McCain wants to build 45 nuclear power plants by 2030. But he does not address where the nuclear waste would go. Obama takes a more cautious approach. Before the expansion of nuclear power is even considered, Obama has said, "key issues must be addressed, including security of nuclear fuel and waste."

Obama Supports Stem Cell Research, McCain Takes More Complex Stance

Another hot-button issue in the campaign is research on human embryonic stem cells - a potentially valuable source for new medical therapies. But because embryonic cells are extracted from human fetal tissue, many religious groups have raised strong moral objections. As a result, the Bush White House has sharply restricted federal research funds in this area.

"You can use federal money to do research on human embryonic stem cell lines, but only on lines that had been created on the day he gave that announcement, which was August 2001," Witze says. "So basically, you are talking about cell lines that are seven years old."

Obama told the journal Nature that he "strongly supports expanding research on stem cells" and would lift the federal funding ban. Witze says McCain's position is more complex. As a senator, he voted twice to lift the ban, but on the campaign trail he speaks more about alternative approaches to stem cell lines.

"He is walking that political line with trying to maintain votes with perhaps his core base who are not supportive of this kind of reproductive medicine," Witze says.

McCain's vice presidential pick, Alaska Gov. Sarah Palin - who is closely aligned with religious evangelicals and other social conservatives - doesn't support embryonic stem cell research.

Candidates' Advisers May Provide Clues to Policy Agendas

Witze says voters can get a glimpse of the next president's policy agenda through his closest advisors. A former head of the National Institutes of Health leads Obama's science team, largely made up of renowned academics including Nobel laureates who have turned to social activism.

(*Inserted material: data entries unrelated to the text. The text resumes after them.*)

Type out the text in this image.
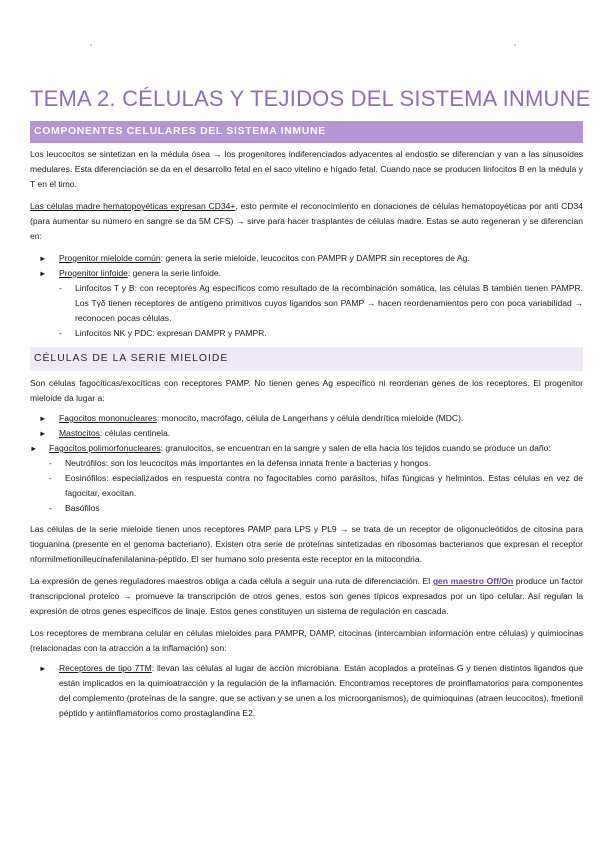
‚	‚
TEMA 2. CÉLULAS Y TEJIDOS DEL SISTEMA INMUNE
COMPONENTES CELULARES DEL SISTEMA INMUNE

Los leucocitos se sintetizan en la médula ósea → los progenitores indiferenciados adyacentes al endostio se diferencian y van a las sinusoides medulares. Esta diferenciación se da en el desarrollo fetal en el saco vitelino e hígado fetal. Cuando nace se producen linfocitos B en la médula y T en el timo.

Las células madre hematopoyéticas expresan CD34+, esto permite el reconocimiento en donaciones de células hematopoyéticas por anti CD34 (para aumentar su número en sangre se da 5M CFS) → sirve para hacer trasplantes de células madre. Estas se auto regeneran y se diferencian en:

► Progenitor mieloide común: genera la serie mieloide, leucocitos con PAMPR y DAMPR sin receptores de Ag.
► Progenitor linfoide: genera la serie linfoide.
- Linfocitos T y B: con receptores Ag específicos como resultado de la recombinación somática, las células B también tienen PAMPR. Los Tγδ tienen receptores de antígeno primitivos cuyos ligandos son PAMP → hacen reordenamientos pero con poca variabilidad → reconocen pocas células.
- Linfocitos NK y PDC: expresan DAMPR y PAMPR.
CÉLULAS DE LA SERIE MIELOIDE

Son células fagocíticas/exocíticas con receptores PAMP. No tienen genes Ag específico ni reordenan genes de los receptores. El progenitor mieloide da lugar a:

► Fagocitos mononucleares: monocito, macrófago, célula de Langerhans y célula dendrítica mieloide (MDC).
► Mastocitos: células centinela.
► Fagocitos polimorfonucleares: granulocitos, se encuentran en la sangre y salen de ella hacia los tejidos cuando se produce un daño:
- Neutrófilos: son los leucocitos más importantes en la defensa innata frente a bacterias y hongos.
- Eosinófilos: especializados en respuesta contra no fagocitables como parásitos, hifas fúngicas y helmintos. Estas células en vez de fagocitar, exocitan.
- Basófilos

Las células de la serie mieloide tienen unos receptores PAMP para LPS y PL9 → se trata de un receptor de oligonucleótidos de citosina para tioguanina (presente en el genoma bacteriano). Existen otra serie de proteínas sintetizadas en ribosomas bacterianos que expresan el receptor nformilmetionilleucinafenilalanina-péptido. El ser humano solo presenta este receptor en la mitocondria.

La expresión de genes reguladores maestros obliga a cada célula a seguir una ruta de diferenciación. El gen maestro Off/On produce un factor transcripcional proteico → promueve la transcripción de otros genes, estos son genes típicos expresados por un tipo celular. Así regulan la expresión de otros genes específicos de linaje. Estos genes constituyen un sistema de regulación en cascada.

Los receptores de membrana celular en células mieloides para PAMPR, DAMP, citocinas (intercambian información entre células) y quimiocinas (relacionadas con la atracción a la inflamación) son:

► Receptores de tipo 7TM: llevan las células al lugar de acción microbiana. Están acoplados a proteínas G y tienen distintos ligandos que están implicados en la quimioatracción y la regulación de la inflamación. Encontramos receptores de proinflamatorios para componentes del complemento (proteínas de la sangre, que se activan y se unen a los microorganismos), de quimioquinas (atraen leucocitos), fmetionil péptido y antiinflamatorios como prostaglandina E2.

McCain has tapped corporation leaders and former Senate staffers.

"He also has a really experienced staff from the time when he ran the Senate Committee on Commerce, Science and Transportation," Witze says. "So he has a number of staffers there who worked with him, for instance, on helping respond to the Columbia Space Shuttle disaster in 2003, folks who have helped him put together platforms in how we should be investing in science and technology, whether or not we should be loosening immigration requirements so that trained scientists and engineers who come to America for graduate school can then stay in the country and contribute."

How McCain and Obama respond to these and other issues could help determine which candidate wins the presidential election on Nov. 4. The new president's success after that may rest in how he gets along with the new Congress. All 435 lawmakers in the House of Representatives are up for re-election, as are one-third of those in the Senate.